Weather patterns continue to be unpredictable and extreme as years go by, a factor meteorologists blame on climate change. Torrential rains characterised by strong winds and flash floods have become common in recent years.
Yet year in, year out, we continue to lose lives and property in weather-related incidents to say nothing of hunger resulting from destruction of crops.
The government embarked on a programme to move people from high risk zones. Despite these efforts, some people still find themselves in locations which expose them to the wrath of Mother Nature.
The Rwanda Meteorological Agency maintains that while they are able to forecast the rains, they are not able to determine the extent of the damage, which largely depends on human settlement and prior planning.
Recent calamities proved that emergency services are equally wanting, with the Ministry of Disaster Preparedness indicating that they can’t map out well areas where disasters are likely to occur and put in place mitigation measures.
Averting disasters requires prior planning, co-ordination among concerned agencies and allocation of resources to deal with disasters.
While Rwanda has not experienced weather-related disasters of a high magnitude in recent years, it should be understood that even losing one person to weather-related calamities is not acceptable.
Government agencies and key stakeholders should work hand in hand to ensure that such risks of losing people and property in the rainy season are minimised.
We can learn from countries like the US which is able to minimise damage in occurrence of bad weather patterns such as the recent Hurricane Irma or Hurricane Harvey.
The disasters could have caused loss of many lives and damage immense property if early planning was not done. It was all enabled by proper forecasting and early prediction of possible impact.

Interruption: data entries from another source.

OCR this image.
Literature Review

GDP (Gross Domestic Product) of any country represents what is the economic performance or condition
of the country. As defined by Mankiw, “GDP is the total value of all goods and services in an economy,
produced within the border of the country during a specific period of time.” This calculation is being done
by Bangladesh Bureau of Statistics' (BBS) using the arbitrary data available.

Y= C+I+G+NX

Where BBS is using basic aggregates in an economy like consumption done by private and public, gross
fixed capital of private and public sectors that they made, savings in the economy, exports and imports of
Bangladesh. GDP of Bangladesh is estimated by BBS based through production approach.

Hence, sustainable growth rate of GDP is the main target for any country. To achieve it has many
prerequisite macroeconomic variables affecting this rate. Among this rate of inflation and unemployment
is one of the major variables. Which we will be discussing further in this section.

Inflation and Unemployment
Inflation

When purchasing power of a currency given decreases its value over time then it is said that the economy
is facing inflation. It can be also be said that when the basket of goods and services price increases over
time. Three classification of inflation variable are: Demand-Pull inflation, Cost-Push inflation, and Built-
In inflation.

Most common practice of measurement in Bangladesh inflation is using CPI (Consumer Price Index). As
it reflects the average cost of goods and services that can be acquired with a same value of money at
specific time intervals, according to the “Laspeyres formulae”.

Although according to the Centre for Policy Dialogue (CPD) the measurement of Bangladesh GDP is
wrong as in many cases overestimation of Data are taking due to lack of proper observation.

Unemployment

Rwanda Meteo says that it is capable of doing its part, given the technology at its disposal. What remains to avert possible crises is in the planning-building houses with the minimum standards that can withstand strong winds and creating water catchment areas and drainage channels to minimise the possibility of flooding.
While landslides are near impossible to predict, experts can figure out areas that can be prone to landslides and evacuate people ahead of time.